Compared with findings in the association's previous offshore analysis 18 months ago, project developers are more upbeat, with utility players changing their view of offshore wind from being an "obligation" to an "opportunity." The difference between then and now has been the government's plans to provide additional support to offshore wind under its Renewables Obligation legislation (next story).
The BWEA's analysis shows that limitations in the supply chain will result in a reduction in global offshore wind delivery only in the years 2010 to 2015. For the UK, by 2015 overall delivery is expected to be reduced by just around 300 MW against the background of a total installed offshore capacity of over 6 GW. The dominant constraint for some years will be turbine supply where the offshore sector is squeezed by the success of the global onshore market. Today, only two turbine suppliers -- Siemens and Vestas -- have a "credible offshore pedigree" of 200 MW of turbines generating offshore. And Vestas has for the time being withdrawn its flagship 3 MW turbine from the offshore market.

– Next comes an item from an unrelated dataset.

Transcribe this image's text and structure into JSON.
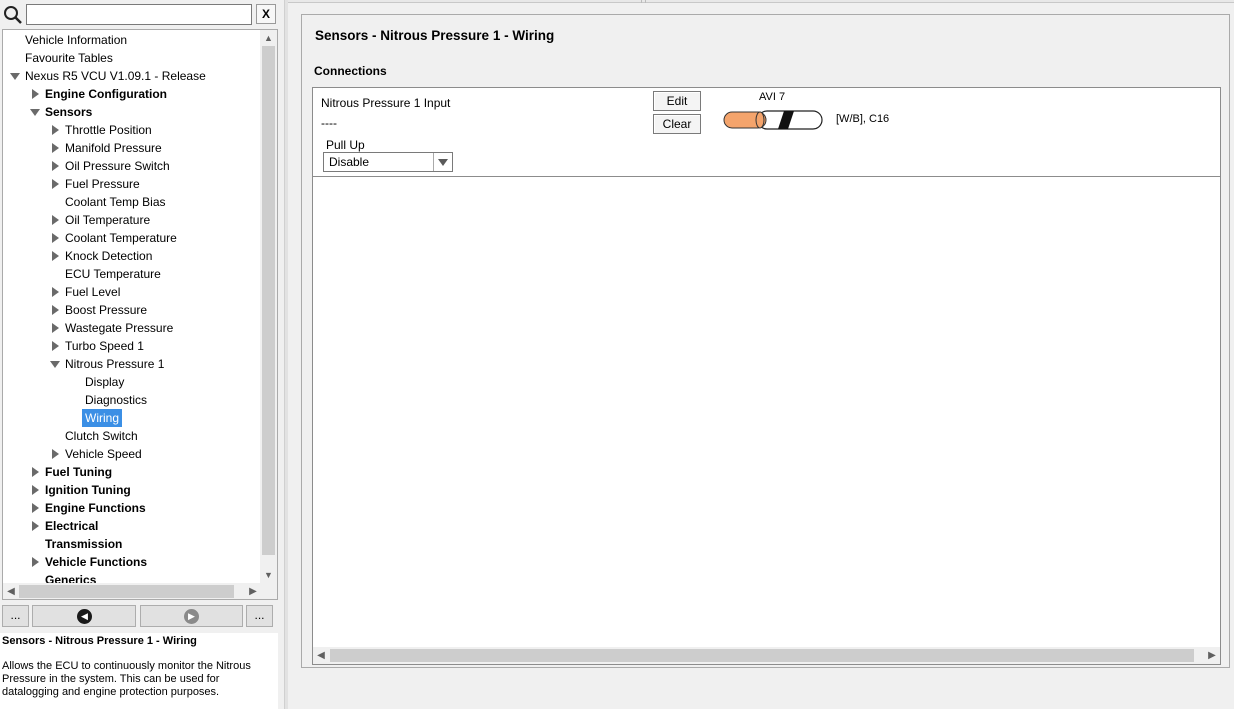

But the situation is changing, says the BWEA. German turbine maker Repower, now controlled by Indian wind company Suzlon, has just installed its 5 MW offshore turbine offshore for the first time and a second German company, Multibrid, whose majority stakeholder recently became French engineering group Areva, is set to install its 5 MW at sea for the first time in 2008 (previous story). BWEA expects both companies to have established an offshore pedigree by the end of 2011. By 2015, three further players could emerge from a pool of six who are eyeing up the offshore sector, according to BWEA: Anglo-Dutch DarwinD, German companies Bard Engineering and Enercon, American companies Clipper Windpower and GE Wind Energy, and Spain's Gamesa.
As established European manufacturers are squeezed by new entrants to the onshore market -- many of which are located in low-cost manufacturing markets -- the older companies will be more ready to supply to the Europe-dominated offshore sector, says the report. "The offshore sector is likely to become the driver for the commercialisation of cutting edge technology and best practice, which in time will flow out to the rest of the wind industry."
Vessels and contactors
In the short term, the BWEA sees a shortage of specialist vessels and contractors, with those already servicing the sector reporting full order books to beyond 2010. There are plenty of vessels in the global marketplace, however, which could be converted to install wind turbines, though at the cost of some "financial pain," says the report. That could price some projects out of the market. Cable installation is not an issue, believes the BWEA. Despite competition from other sectors increasing lead times for transformers, cables and foundations this should not limit delivery of UK projects.
Looking ahead to future licensing of further offshore projects in UK waters, an analysis of developers' views reveals they believe a target of 20 GW by 2020 is achievable. The BWEA is urging the government to award some 30 GW of development leases by 2015. With current capacity and existing projects under development, this should help the UK meet its renewables targets and ensure a pipeline of work after 2020, it says.